Sister property the Romantik Hotel Villa Margherita is a 17th century palazzo, formerly known as the Contarini Villa. The building has remained intact, just as it was four centuries ago, in a park setting on the Brenta River, amid lawns, magnolia and cypress trees and with an imposing entrance.
My suite looked down the tree-lined driveway and as a bonus I had a Juliet balcony garlanded with red mandevilla.
Both of the Dal Corso villas are beautifully furnished with antiques, elegant silk drapes, Persian carpets, paintings and frescoes and Murano glass chandeliers and light fittings.

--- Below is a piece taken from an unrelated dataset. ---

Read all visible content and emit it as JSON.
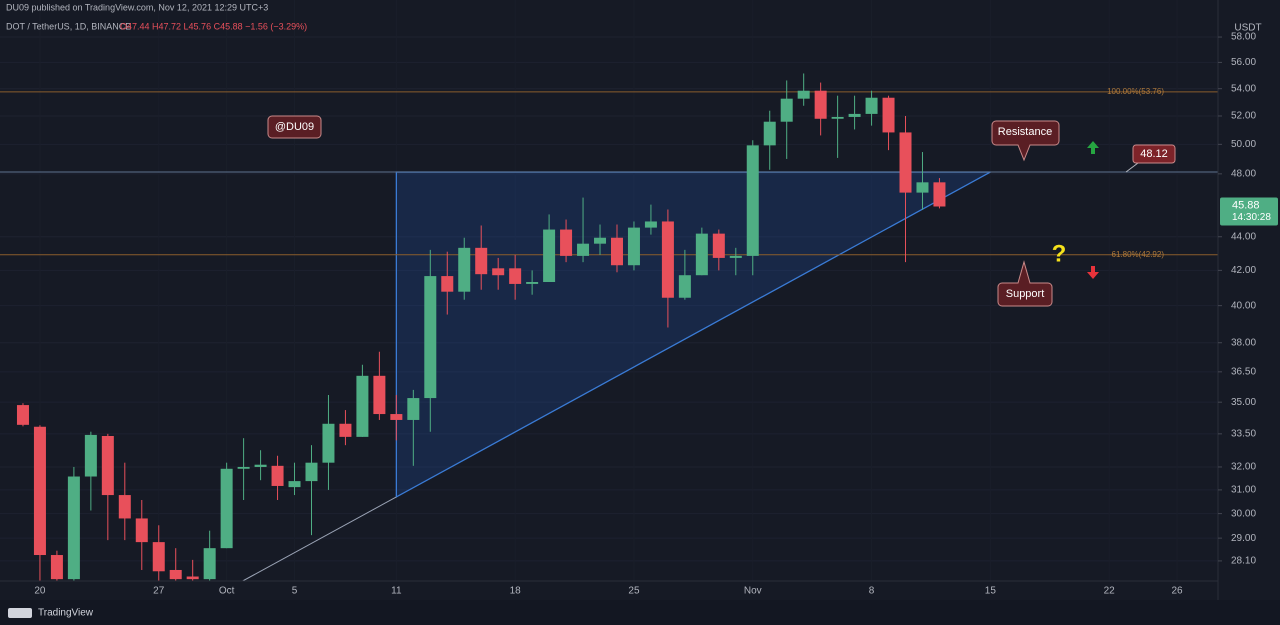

There are quiet areas in which to sit and read, indoors and out, or simply enjoy the fine interiors and garden surroundings.

The views went up a notch, literally, in Umbria in my room on the second floor of the Dei Duchi, a centrally-located hotel, next to a park in the heart of Spoleto. There double shutters opened — on the left to the rolling hills of the Umbrian countryside and on the right to the excavated remains of an ancient Roman theatre, the Teatro Romano, and the State Archeological Museum.
Another grand palazzo awaited for the final night of our tour — the Villa Tuscolana Park, in a wine growing region in hills which look across to Rome. The Tuscolana Park is an elegant 16th century villa set in four hectares of lush grounds and occupying a dominant position overlooking the town of Frascati. The property has been owned by a bishop, a pope, a prince, a princess, a queen and a king — Vittorio Emanuele 11.
It is now owned by a Roman Catholic religious group who restored the building (it was badly damaged in World War II) and turned it into a hotel.
My room, on the third floor, had shuttered windows which opened to a spectacular view across the villa’s formal front gardens and hillside Frascati to Rome in the hazy distance. And it transformed into a glittering spectacle at night.
From palazzo elegance and wooden shutters I went to a different level of wow factor during a stopover in Dubai. My travel agent had arranged a surprise room upgrade to a giant retro-mod suite on the 21st floor of the Sofitel Dubai Downtown. With floor to ceiling windows across a lounge, bedroom and a decadent bathroom it offered dazzling views of the architectural wonderland that is Dubai.
So while soaking in the suite’s giant tub in a froth of scented bubbles, a glass of bubbles in hand — I saluted all my holiday rooms and their views.